Since the sermon consisted of three independent parts, many scholars of hadith and history have only cited part of it that they were concerned with. Some have only cited one sentence or just referred to the content of the sermon; for example:

  1. Sulaym b. Qays al-Hilali (d. 76 or 90/ 695-6 or 709-10) only cites the first part of the sermon; he also mentions the date and the location of the sermon.
  2. Hasan b. Shu'ba al-Harrani—a scholar of hadith in the fourth/10th century—cites in his Tuhaf al-'uqul only the second and the third parts of the sermon. In his Bihar al-anwar, al-'Allama al-Majlisi cites what is cited in Tuhaf al-'uqul.
  3. Ahmad b. Ali al-Tabrisi (d. 588/1192-3) refers to the motivation of this sermon as being the injustice of Mu'awiya b. Abi Sufyan and cites a short summary of its content. The sermon was delivered two years before Mu'awiya's death in Mina and the audience was over one thousand religious characters of the time.

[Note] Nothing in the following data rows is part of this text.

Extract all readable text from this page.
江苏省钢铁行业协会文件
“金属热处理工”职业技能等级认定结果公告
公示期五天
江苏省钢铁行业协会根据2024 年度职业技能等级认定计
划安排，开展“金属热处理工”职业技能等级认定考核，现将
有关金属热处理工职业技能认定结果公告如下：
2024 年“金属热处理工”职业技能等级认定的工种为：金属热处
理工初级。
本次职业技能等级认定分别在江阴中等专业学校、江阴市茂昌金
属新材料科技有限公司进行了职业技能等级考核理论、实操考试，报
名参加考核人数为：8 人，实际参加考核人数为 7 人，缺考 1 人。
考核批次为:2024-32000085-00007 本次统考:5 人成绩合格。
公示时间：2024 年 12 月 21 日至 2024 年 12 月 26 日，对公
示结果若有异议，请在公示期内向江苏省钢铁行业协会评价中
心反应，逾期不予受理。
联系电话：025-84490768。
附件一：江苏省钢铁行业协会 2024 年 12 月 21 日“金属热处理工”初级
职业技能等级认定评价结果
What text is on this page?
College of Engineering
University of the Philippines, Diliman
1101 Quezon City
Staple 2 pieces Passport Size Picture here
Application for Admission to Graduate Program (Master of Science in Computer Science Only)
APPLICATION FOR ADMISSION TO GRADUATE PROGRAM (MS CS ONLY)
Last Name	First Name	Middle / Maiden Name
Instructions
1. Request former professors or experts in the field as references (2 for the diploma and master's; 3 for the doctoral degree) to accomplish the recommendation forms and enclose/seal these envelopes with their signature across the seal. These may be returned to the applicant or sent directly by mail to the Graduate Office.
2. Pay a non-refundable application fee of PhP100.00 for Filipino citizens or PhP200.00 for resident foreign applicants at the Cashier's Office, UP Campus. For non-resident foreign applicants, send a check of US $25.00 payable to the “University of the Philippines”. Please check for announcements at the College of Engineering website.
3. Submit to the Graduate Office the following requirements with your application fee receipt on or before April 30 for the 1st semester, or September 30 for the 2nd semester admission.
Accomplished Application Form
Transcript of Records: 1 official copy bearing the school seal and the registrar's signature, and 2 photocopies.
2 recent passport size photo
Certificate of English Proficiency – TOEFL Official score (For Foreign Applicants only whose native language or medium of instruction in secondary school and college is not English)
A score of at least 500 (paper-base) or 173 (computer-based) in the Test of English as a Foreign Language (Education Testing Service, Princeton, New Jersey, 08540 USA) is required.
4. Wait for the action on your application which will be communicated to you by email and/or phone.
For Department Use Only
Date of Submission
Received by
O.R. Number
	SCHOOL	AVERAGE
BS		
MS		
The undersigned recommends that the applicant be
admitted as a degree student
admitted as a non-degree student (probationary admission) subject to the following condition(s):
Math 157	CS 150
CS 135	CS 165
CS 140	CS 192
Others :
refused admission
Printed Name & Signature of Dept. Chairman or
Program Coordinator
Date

Doubts About the Continuity of the Sermon

Some scholars believe that the sermon cited in Tuhaf al-'uqul is a different sermon that was delivered by Imam al-Husayn (a) in another year. The evidence for this view is taken to be the content of the two sermons and their different audiences.

Historical Background of the Sermon

Imam al-Husayn (a) delivered the sermon in 58/678, two years before Mu'awiya's death, in Mina. Mu'awiya had escalated his pressures on Shi'as and oppressed his political opponents. In order to uncover Imam al-Husayn's (a) motivation for delivering the sermon and the circumstances under which it was delivered, Sulaym b. Qays refers to the consequences of four official letters of Mu'awiya to his agents and staff.

According to Sulaym b. Qays, in the first letter, Mu'awiya announced that he would not support people who cite the virtues of Imam Ali (a) and his household. He also ordered that testimonies of Shi'as should not be accepted and to give allowances to anyone who cites the virtues of 'Uthman. In the second letter, Mu'awiya ordered people to cite hadiths concerning the virtues of the Sahaba and the first two caliphs, Abu Bakr b. Abi Quhafa and 'Umar b. al-Khattab, similar to the virtues of Imam Ali (a). He said that this would delight him and humiliate Imam Ali (a).

In the third letter, Mu'awiya told people to find whoever showed a little advocacy of Imam Ali (a) and his household, remove them from the book of salaries and allowances, and cut their shares from the treasury (bayt al-mal). And in the fourth letter, he told people to put advocates of Imam Ali (a) under a lot of pressure and destroy their houses.

Significance

According to Muhammad Sadiq Najmi, what is important about the sermon, besides its content, is its time, location, and audience: prominent Muslim figures, elite men and women from Banu Hashim, about 200 people from Ansar and Muhajirun who were the companions of the Prophet (s), and about 800 people from Sahaba's children (and people who had met the Sahaba), that is, Tabi'un.

The sermon was an enclosure of Mu'awiya's deviations and a preliminary for the Battle of Karbala. With this sermon addressed to such a large audience, Imam al-Husayn (a) propagated his message to different Islamic lands.